La fin du mouvement des gilets jaunes a laissé place à deux phénomènes. Sur le plan individuel, compte tenu de la composante psychologique dans le choix de la violence, adhérer aux idéologies complotistes ou avoir le sentiment de participer à leur élaboration vous fait accéder à une forme d'élite dont vous vous sentiez exclu et vous place au sein du petit nombre de ceux qui savent. Ce phénomène psychologique est d'autant plus fort que vous avez le sentiment, habilement suscité, non que l'on vous assène des idées, mais que vous aboutissez à des conclusions logiquement et par vous-même.

Sur le plan collectif, si le mouvement des gilets jaunes s'est éteint, notamment parce qu'il a fait l'objet d'une réponse politique, le sentiment de déclassement et de frustration, lui, a survécu parmi des dizaines de milliers de Français. Ce sont les mêmes qui ont manifesté contre la réforme des retraites avec violence, obéissant à un mot d'ordre ou saisissant une occasion, et qui participent activement à des groupes perméables aux théories conspirationnistes. De surcroît, la crise sanitaire a été propice aux craintes, aux questionnements et aux théories du complot. Cette rancœur, cette haine et cette frustration, exprimées lors du mouvement des gilets jaunes, sont intactes parmi plusieurs dizaines de milliers de personnes qui se sont rencontrées alors, physiquement ou virtuellement.

Vos questions sur le terrorisme sont éminemment politiques. Vous avez cité plusieurs événements récents en évoquant Annecy et Bayonne, j'y ajoute le triple assassinat de militants kurdes à Paris à la fin de l'année dernière. Ils n'ont pas été qualifiés de terroristes par la justice française.
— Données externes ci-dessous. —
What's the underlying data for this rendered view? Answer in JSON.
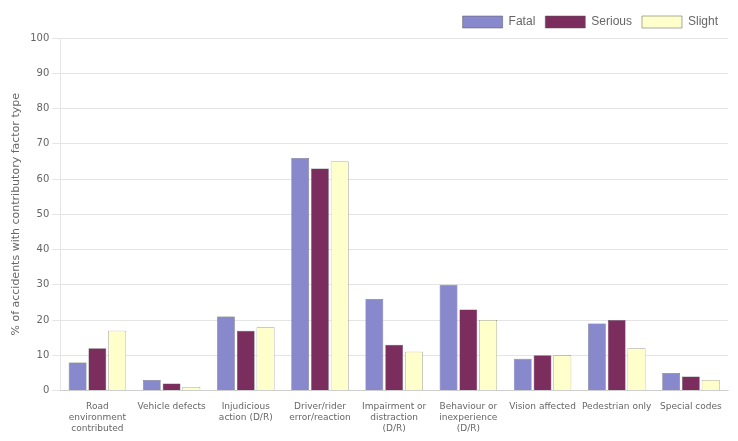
{
  "chart_data": {
    "type": "bar",
    "categories": [
      "Road\nenvironment\ncontributed",
      "Vehicle defects",
      "Injudicious\naction (D/R)",
      "Driver/rider\nerror/reaction",
      "Impairment or\ndistraction\n(D/R)",
      "Behaviour or\ninexperience\n(D/R)",
      "Vision affected",
      "Pedestrian only",
      "Special codes"
    ],
    "series": [
      {
        "name": "Fatal",
        "color": "#8888cc",
        "values": [
          8,
          3,
          21,
          66,
          26,
          30,
          9,
          19,
          5
        ]
      },
      {
        "name": "Serious",
        "color": "#7b2d5e",
        "values": [
          12,
          2,
          17,
          63,
          13,
          23,
          10,
          20,
          4
        ]
      },
      {
        "name": "Slight",
        "color": "#ffffcc",
        "values": [
          17,
          1,
          18,
          65,
          11,
          20,
          10,
          12,
          3
        ]
      }
    ],
    "ylabel": "% of accidents with contributory factor type",
    "ylim": [
      0,
      100
    ],
    "yticks": [
      0,
      10,
      20,
      30,
      40,
      50,
      60,
      70,
      80,
      90,
      100
    ],
    "grid": true,
    "legend": "upper right"
  }
}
La définition du terrorisme sur laquelle se fonde le code pénal repose sur deux éléments : un trouble grave à l'ordre public, établi dans les cas précités, et le recours à l'intimidation et à la terreur. L'adhésion à une idéologie structurée n'entre pas en ligne de compte. Pour qualifier un trouble grave à l'ordre public tel qu'un assassinat, l'autorité judiciaire tient compte de la personnalité de l'auteur – est-il atteint de troubles psychologiques ou psychiatriques annulant toute volonté de troubler gravement l'ordre public par l'intimidation ou la terreur ? Sans préjuger de l'issue des investigations menées à Annecy, dans le cas d'une personne comme l'auteur des faits qui semble assez perturbé psychologiquement, le parquet national antiterroriste considère que l'élément moral manque, l'acte ne s'inscrivant pas dans une finalité d'intimidation ou de terreur. Plusieurs actions islamistes n'ont pas été qualifiées de terroristes par la justice alors même qu'elles ont entraîné des décès, parce que l'état mental des auteurs laissait subsister un doute sur la volonté d'inscrire leur démarche dans un projet.

Par ailleurs, même si le code pénal définit le terrorisme indépendamment de l'adhésion à une idéologie, la justice française considère qu'un acte, pour être qualifié de terroriste, doit procéder de la volonté de l'inscrire dans une cause qui nous dépasse. Ainsi, le parquet national antiterroriste a-t-il considéré, à l'issue de débats complexes, que l'assassinat précité de militants kurdes n'est pas un acte terroriste : l'auteur n'a pas agi pour défendre une cause ou un projet, mais par haine des immigrés, voire des autres en général. Nous n'avons trouvé dans son téléphone aucune trace d'adhésion à une idéologie. Vivant dans une haine recuite, il considérait les étrangers cause de tous ses maux et devoir se venger.